Democratic presidential candidate Joe Biden urged Senate Republicans on September 21 not to vote on any candidate nominated to the US Supreme Court as the November election nears, calling President Donald Trump’s plan an “exercise of raw political power.” Biden said that if he wins the Presidential election, he should have the chance to nominate the next Supreme Court justice. The former Vice President rejected the idea of releasing the names of potential nominees, saying that doing so, as President Trump did, could improperly influence those candidates’ decisions in their current court roles as well as subject them to “unrelenting political attacks.” He reiterated his pledge to nominate an African-American woman to the court, which would be a historic first, if he has the opportunity.

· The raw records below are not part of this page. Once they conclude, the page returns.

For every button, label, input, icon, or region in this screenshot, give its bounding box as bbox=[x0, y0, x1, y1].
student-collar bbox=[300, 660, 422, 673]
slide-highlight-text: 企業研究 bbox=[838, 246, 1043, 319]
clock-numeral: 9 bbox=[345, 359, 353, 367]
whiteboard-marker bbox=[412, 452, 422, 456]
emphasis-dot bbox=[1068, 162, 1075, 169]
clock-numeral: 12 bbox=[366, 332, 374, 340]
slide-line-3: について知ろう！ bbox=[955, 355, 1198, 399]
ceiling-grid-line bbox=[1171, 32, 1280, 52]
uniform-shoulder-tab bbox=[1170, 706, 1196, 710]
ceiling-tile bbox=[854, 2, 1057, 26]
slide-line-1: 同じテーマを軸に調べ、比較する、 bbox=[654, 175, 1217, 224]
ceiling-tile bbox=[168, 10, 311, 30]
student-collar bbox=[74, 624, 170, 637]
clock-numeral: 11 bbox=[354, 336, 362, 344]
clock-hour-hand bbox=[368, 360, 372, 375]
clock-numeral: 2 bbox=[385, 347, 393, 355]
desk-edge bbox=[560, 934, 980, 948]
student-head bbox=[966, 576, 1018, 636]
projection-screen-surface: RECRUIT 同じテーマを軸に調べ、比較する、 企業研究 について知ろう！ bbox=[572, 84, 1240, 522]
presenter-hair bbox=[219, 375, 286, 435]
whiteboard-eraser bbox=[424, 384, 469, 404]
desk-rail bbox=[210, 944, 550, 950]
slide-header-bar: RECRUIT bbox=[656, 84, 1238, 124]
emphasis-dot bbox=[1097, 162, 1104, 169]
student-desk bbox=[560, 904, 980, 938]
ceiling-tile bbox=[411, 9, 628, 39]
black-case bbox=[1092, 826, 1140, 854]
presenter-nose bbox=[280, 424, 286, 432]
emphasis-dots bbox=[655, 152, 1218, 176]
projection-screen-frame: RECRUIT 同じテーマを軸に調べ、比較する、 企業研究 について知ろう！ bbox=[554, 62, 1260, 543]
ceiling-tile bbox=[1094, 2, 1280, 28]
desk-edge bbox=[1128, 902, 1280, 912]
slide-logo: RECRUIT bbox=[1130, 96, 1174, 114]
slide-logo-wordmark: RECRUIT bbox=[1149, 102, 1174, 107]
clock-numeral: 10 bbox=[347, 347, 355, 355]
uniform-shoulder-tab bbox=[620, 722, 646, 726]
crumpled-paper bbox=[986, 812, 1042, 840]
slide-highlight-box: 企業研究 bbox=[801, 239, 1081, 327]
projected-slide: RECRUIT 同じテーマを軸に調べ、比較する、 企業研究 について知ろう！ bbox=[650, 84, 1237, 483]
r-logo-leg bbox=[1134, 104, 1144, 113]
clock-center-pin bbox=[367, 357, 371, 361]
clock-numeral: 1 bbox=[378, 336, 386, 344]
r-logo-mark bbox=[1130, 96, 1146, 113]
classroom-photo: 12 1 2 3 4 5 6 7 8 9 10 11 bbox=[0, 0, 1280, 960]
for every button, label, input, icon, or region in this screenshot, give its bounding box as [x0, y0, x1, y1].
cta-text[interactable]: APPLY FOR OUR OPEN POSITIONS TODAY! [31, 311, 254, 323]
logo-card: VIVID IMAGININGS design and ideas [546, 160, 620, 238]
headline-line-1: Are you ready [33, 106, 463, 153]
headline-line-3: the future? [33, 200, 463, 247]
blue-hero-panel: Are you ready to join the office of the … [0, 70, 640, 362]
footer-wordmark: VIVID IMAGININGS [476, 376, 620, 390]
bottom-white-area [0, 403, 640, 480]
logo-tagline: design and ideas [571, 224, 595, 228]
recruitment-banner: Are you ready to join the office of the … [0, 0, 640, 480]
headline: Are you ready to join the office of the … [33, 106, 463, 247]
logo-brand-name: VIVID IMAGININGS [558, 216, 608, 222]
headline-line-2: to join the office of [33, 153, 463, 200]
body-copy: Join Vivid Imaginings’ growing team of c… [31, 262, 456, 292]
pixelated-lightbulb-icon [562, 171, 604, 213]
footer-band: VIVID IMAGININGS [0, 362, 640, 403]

Earlier on September 21, Senator Lisa Murkowski of Alaska said she did not support Trump’s plan to move fast on filling the seat, becoming the second of the 53 Republicans in the 100-seat chamber to object publicly following Ruth Bader Ginsburg’s death. On September 20, Republican Senator Susan Collins of Maine said the presidential election winner should pick the nominee. She is locked in a tight re-election battle and is currently polling behind her Democratic challenger Sara Gideon. On the other hand, Lisa Murkowski’s Senate term does not end until 2022, though she is expected to face a tough primary election fight against 2008 Republican Vice Presidential nominee and former Alaska Governor Sarah Palin. Senator Lamar Alexander of Tennessee, another moderate Republican, said in a statement he did not object to a vote, adding: “No one should be surprised that a Republican Senate majority would vote on a Republican president’s Supreme Court nomination, even during a presidential election year.”
Democrats noted that in 2016 Republican Senate Majority Leader Mitch McConnell blocked a vote on a Democratic appointee on the grounds that the vacancy should be filled by the next president. Senate Democratic leader Chuck Schumer did not rule out that his party might move in the future to end the filibuster, a procedural tactic under which the support of 60 members is required to move to a vote on legislation if the Republicans went ahead with the nomination. “We first have to win the majority. … But if we win the majority, everything is on the table,” he said. A majority of Americans, some 62% including many Republicans, told a Reuters/Ipsos poll that they thought the winner of the November election should get to nominate a justice to fill the vacancy. Justice Antonin Scalia, a close friend of Ginsburg’s, died in February 2016, but McConnell blocked a vote on Democratic President Barack Obama’s Supreme Court nominee, Merrick Garland.
Justice Ruth Bader Ginsburg’s death upended the November election campaign, energizing both President Donald Trump’s conservative base, eager to see the court overturn the 1973 Roe v. Wade decision that legalized abortion nationwide, and presenting new complications in the battle for control of the US Senate. “I will be putting forth a nominee next week. It will be a woman,” President Trump said at a campaign rally in Fayetteville, North Carolina, where supporters chanted: “Fill that seat.” Trump and Senate Majority Leader McConnell have time to schedule a vote. While elections are on November 3, a new Congress will not be sworn in until January 3, with the winner of the presidential contest inaugurated on January 20.
Republican Senator John Barrasso, the second-highest-ranking Senate Republican and a strong ally of President Donald Trump on nearly every policy issue brushed off Democratic complaints in a September 22 interview. “Let’s be very clear – if the shoe were on the other foot and the Democrats had the White House and the Senate, they would right now be trying to confirm another member of the Supreme Court,” Barrasso said. Democrat Hillary Clinton, whom President Trump defeated in the 2016 election, called that view “indefensible.” “What’s happening in our country is incredibly dangerous,” said Clinton, whose husband, former President Bill Clinton, nominated Ginsburg to the court in 1993. “Our institutions are being basically undermined by the lust for power.”
President Donald Trump has already appointed two justices: Neil Gorsuch in 2017 and Brett Kavanaugh in 2018. Justice Kavanaugh was narrowly confirmed after a heated confirmation process in which he angrily denied accusations by a California university professor, Christine Blasey Ford, that he had sexually assaulted her in 1982 when the two were high school students in Maryland. On the other hand, Neil Gorsuch was somewhat easily confirmed in early 2017 but has ruled against President Trump at times on legal issues.